Stefanie Arndt, a physicist specializing in sea ice, stated that a unique aspect of this particular expedition is that it allows researchers to observe the ice over the cycling seasons. Arndt noted that the transition from winter to spring is “particularly interesting.” She told the press that, by studying the type, size, and density of the snow, scientists can better understand the forces at play in the Arctic — the area that’s understood the least by climate scientists.
“For example, how much light the snow reflects back into the atmosphere, how much it absorbs and how much light reaches the upper ocean. This has big implications for the ecosystem.”
— MOSAiC Expedition (@MOSAiCArctic) September 20, 2019
The expedition is expected to help scientists build better computer models that will allow them to more accurately predict weather and climate shifts. Given the increasing inaccuracy of weather reports, this is no doubt a good thing. The MOSAiC website states that the data they gather will allow scientists to take these models to a “completely new level.”

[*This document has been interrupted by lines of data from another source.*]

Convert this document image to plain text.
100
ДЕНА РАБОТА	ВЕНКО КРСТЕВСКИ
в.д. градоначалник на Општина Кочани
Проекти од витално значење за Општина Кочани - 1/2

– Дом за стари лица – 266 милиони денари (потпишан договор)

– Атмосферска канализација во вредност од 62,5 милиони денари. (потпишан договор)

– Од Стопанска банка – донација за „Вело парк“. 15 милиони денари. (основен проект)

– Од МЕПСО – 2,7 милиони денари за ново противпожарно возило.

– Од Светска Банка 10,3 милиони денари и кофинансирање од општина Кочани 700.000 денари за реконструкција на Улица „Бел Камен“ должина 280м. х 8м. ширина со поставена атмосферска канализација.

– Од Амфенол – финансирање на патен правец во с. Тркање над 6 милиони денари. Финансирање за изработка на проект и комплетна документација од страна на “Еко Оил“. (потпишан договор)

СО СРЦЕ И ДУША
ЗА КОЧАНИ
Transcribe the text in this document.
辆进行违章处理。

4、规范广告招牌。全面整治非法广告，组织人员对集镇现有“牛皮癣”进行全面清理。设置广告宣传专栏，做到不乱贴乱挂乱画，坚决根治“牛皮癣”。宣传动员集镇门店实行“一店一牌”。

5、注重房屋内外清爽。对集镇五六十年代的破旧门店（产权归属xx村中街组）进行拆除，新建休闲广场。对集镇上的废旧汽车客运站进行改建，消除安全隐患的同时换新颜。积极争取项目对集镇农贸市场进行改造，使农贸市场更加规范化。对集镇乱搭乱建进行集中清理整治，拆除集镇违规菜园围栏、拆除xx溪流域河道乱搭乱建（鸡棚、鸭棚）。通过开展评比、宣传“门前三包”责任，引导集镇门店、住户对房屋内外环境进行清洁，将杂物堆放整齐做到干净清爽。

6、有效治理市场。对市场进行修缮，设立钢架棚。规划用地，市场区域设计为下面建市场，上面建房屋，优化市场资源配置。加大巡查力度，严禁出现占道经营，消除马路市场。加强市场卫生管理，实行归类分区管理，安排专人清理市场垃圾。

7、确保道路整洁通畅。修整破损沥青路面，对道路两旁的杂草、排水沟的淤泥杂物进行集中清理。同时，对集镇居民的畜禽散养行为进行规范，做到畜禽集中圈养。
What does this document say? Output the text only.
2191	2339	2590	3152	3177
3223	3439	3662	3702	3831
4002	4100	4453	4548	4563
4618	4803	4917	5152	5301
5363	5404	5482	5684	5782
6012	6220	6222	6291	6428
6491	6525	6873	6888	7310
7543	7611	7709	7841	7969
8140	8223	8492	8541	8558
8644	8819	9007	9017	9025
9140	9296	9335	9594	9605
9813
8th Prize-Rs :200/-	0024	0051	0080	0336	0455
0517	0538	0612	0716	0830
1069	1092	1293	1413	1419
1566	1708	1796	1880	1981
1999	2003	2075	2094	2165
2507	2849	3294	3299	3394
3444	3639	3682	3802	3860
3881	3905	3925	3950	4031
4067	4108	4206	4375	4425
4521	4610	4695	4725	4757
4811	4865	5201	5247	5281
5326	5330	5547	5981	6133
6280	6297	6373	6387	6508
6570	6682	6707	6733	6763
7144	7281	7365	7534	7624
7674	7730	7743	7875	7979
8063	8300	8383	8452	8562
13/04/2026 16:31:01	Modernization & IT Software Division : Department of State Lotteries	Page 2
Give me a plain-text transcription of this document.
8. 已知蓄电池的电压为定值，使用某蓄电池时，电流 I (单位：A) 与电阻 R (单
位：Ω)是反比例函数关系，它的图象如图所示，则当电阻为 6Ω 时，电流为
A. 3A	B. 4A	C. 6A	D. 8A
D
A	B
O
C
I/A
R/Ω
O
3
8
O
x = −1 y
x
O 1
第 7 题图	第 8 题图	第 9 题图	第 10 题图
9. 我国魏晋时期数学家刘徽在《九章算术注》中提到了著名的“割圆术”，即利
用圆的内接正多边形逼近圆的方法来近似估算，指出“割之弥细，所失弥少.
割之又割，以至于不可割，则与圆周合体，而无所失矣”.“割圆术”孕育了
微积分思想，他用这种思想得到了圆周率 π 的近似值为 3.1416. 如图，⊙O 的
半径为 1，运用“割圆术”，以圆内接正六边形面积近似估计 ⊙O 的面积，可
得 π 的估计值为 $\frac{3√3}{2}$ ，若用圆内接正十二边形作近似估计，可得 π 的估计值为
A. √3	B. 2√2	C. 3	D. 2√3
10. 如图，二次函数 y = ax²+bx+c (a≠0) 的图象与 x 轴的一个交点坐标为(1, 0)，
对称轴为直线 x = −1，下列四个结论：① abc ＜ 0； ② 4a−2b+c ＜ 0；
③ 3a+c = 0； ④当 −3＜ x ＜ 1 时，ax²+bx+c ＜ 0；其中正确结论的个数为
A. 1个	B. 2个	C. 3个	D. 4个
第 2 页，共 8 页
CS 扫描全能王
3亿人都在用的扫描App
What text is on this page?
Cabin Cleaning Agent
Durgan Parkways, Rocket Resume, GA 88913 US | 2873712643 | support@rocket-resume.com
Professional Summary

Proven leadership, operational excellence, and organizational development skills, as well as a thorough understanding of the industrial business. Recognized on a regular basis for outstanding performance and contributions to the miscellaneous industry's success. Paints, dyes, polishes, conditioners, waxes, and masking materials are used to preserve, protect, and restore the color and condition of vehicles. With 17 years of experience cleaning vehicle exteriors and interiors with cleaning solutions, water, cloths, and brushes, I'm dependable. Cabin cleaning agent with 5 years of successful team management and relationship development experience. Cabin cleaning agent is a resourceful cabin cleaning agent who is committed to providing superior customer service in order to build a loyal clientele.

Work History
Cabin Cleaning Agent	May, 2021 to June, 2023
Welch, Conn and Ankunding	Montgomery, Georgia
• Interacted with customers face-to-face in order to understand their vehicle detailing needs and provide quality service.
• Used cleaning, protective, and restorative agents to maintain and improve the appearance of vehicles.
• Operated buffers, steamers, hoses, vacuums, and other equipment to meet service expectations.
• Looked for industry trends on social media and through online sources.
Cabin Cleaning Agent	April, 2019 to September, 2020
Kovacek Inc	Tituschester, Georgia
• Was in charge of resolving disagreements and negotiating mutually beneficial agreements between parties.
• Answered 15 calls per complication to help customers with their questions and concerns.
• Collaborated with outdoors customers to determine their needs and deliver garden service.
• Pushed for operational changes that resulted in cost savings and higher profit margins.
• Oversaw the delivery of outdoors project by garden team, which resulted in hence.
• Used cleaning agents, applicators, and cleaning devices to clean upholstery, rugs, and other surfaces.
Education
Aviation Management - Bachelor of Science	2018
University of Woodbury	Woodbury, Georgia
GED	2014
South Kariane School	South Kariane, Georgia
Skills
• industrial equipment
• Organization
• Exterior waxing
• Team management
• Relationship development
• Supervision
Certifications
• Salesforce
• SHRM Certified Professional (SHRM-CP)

Countries taking part in the expedition include the U.S., the U.K., France, Germany, China, and Russia. The expedition will be headed up by Markus Rex from the Alfred Wegener Institute for Polar and Marine Research in Germany. The expedition head described the Arctic as “the epicenter of global climate change” and commended the scientists from various parts of the world for standing shoulder to shoulder on the global issue.
The expedition will launch before the U.N. climate summit taking place in New York next week. This expedition comes at a time when public concern about global climate change is increasing. According to a recent The Inquisitr article, the public is starting to see climate change as the most important global issue facing the world today.